I’ve just returned from a week in Costa Rica and wanted to get my thoughts down while the pura vida vibes were still fresh (rather than wait weeks or months, which is my usual modus operandi). First off, the trip was incredible and I can see why so many of the people we met down there return again and again. A week was clearly not long enough and I’m already looking down the line for an opportunity to return.
The trip, and my fond memories of it, are especially sweet because it almost didn’t happen.
Anastasia (my lovely girlfriend) and I were looking for a place to meet up at the end of one of her multi-week work stints – the catalyst for many of our adventures – and the proximity of El Salvador to where she was working, deep in the jungles of a neighbouring country, put it atop of the list of convenient rendezvous locales. However, after some guidebook reading, the promise of easily accessible surf, off-season crowds (or lack thereof) and regular, reasonably priced flights tipped the scales towards Costa Rica. The choice turned out to be a happy accident that didn’t become apparent until we’d set off for the Nicoya Peninsula the night after landing in the San Jose.

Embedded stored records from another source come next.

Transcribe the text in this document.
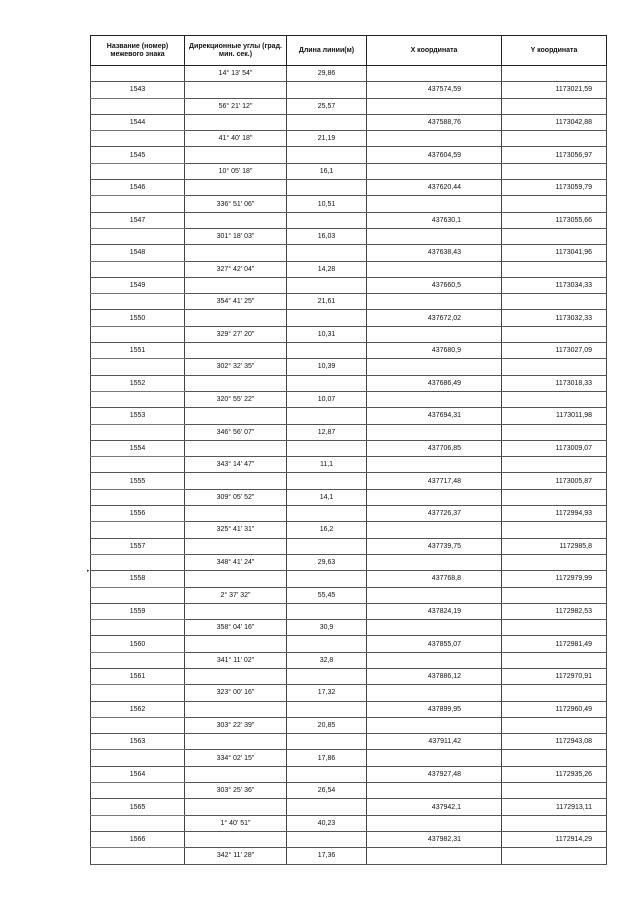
Название (номер) межевого знака	Дирекционные углы (град. мин. сек.)	Длина линии(м)	X координата	Y координата
	14° 13' 54"	29,86		
1543			437574,59	1173021,59
	56° 21' 12"	25,57		
1544			437588,76	1173042,88
	41° 40' 18"	21,19		
1545			437604,59	1173056,97
	10° 05' 18"	16,1		
1546			437620,44	1173059,79
	336° 51' 06"	10,51		
1547			437630,1	1173055,66
	301° 18' 03"	16,03		
1548			437638,43	1173041,96
	327° 42' 04"	14,28		
1549			437660,5	1173034,33
	354° 41' 25"	21,61		
1550			437672,02	1173032,33
	329° 27' 20"	10,31		
1551			437680,9	1173027,09
	302° 32' 35"	10,39		
1552			437686,49	1173018,33
	320° 55' 22"	10,07		
1553			437694,31	1173011,98
	346° 56' 07"	12,87		
1554			437706,85	1173009,07
	343° 14' 47"	11,1		
1555			437717,48	1173005,87
	309° 05' 52"	14,1		
1556			437726,37	1172994,93
	325° 41' 31"	16,2		
1557			437739,75	1172985,8
	348° 41' 24"	29,63		
1558			437768,8	1172979,99
	2° 37' 32"	55,45		
1559			437824,19	1172982,53
	358° 04' 16"	30,9		
1560			437855,07	1172981,49
	341° 11' 02"	32,8		
1561			437886,12	1172970,91
	323° 00' 16"	17,32		
1562			437899,95	1172960,49
	303° 22' 39"	20,85		
1563			437911,42	1172943,08
	334° 02' 15"	17,86		
1564			437927,48	1172935,26
	303° 25' 36"	26,54		
1565			437942,1	1172913,11
	1° 40' 51"	40,23		
1566			437982,31	1172914,29
	342° 11' 28"	17,36		
▸
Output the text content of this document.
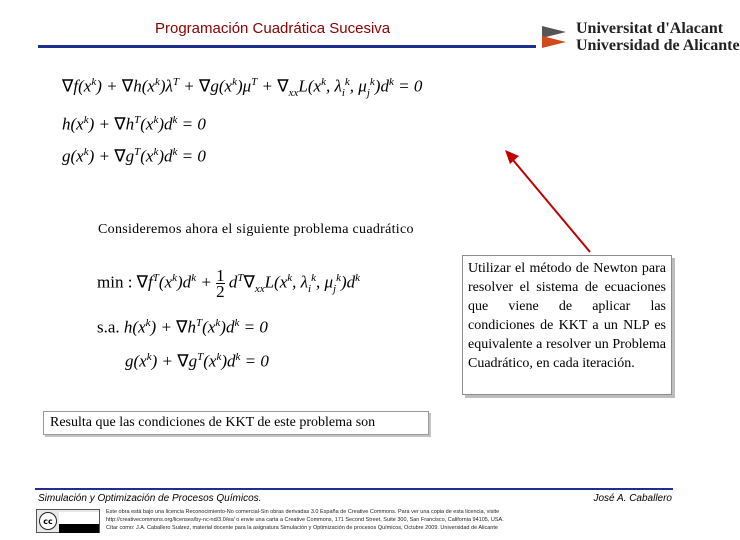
Programación Cuadrática Sucesiva	Universitat d'Alacant
Universidad de Alicante
$\nabla f(x^k) + \nabla h(x^k)\lambda^T + \nabla g(x^k)\mu^T + \nabla_{xx}L(x^k$, $\lambda_i^k$, $\mu_j^k)d^k = 0$
$h(x^k) + \nabla h^T(x^k)d^k = 0$
$g(x^k) + \nabla g^T(x^k)d^k = 0$
Consideremos ahora el siguiente problema cuadrático
min : $\nabla f^T(x^k)d^k + 1$

2
$d^T\nabla_{xx}L(x^k$, $\lambda_i^k$, $\mu_j^k)d^k$
s.a. $h(x^k) + \nabla h^T(x^k)d^k = 0$
$g(x^k) + \nabla g^T(x^k)d^k = 0$
Utilizar el método de Newton para resolver el sistema de ecuaciones que viene de aplicar las condiciones de KKT a un NLP es equivalente a resolver un Problema Cuadrático, en cada iteración.
Resulta que las condiciones de KKT de este problema son
Simulación y Optimización de Procesos Químicos.	José A. Caballero
cc
Este obra está bajo una licencia Reconocimiento-No comercial-Sin obras derivadas 3.0 España de Creative Commons. Para ver una copia de esta licencia, visite
http://creativecommons.org/licenses/by-nc-nd/3.0/es/ o envie una carta a Creative Commons, 171 Second Street, Suite 300, San Francisco, California 94105, USA.
Cítar como: J.A. Caballero Suárez, material docente para la asignatura Simulación y Optimización de procesos Químicos, Octubre 2009. Universidad de Alicante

The journey to the coast took about three-and-a-half hours, mostly as a result of poor signage, narrow motorways, crazy intersections, seemingly random tolls and the general road chaos typical of developing countries. In retrospect, it all adds to rural Costa Rica’s charm, although Anastasia might disagree. (This also happened to be my first crack at driving stick so she, sensibly, shouldered most of the critical driving).
The trip was also a reunion with Stas, Anastasia’s older brother. He and I share an obsession with surfing (we’d shared waves once before on a trip to Hawaii) and this time, unlike the trip to the islands that involved diving of the sky and SCUBA varieties, surfing was the primary objective. Stas, had landed in Tamarindo, where he attended the famed Witches Rock surf camp, a week prior and was already well acquainted with the local breaks by the time we showed up.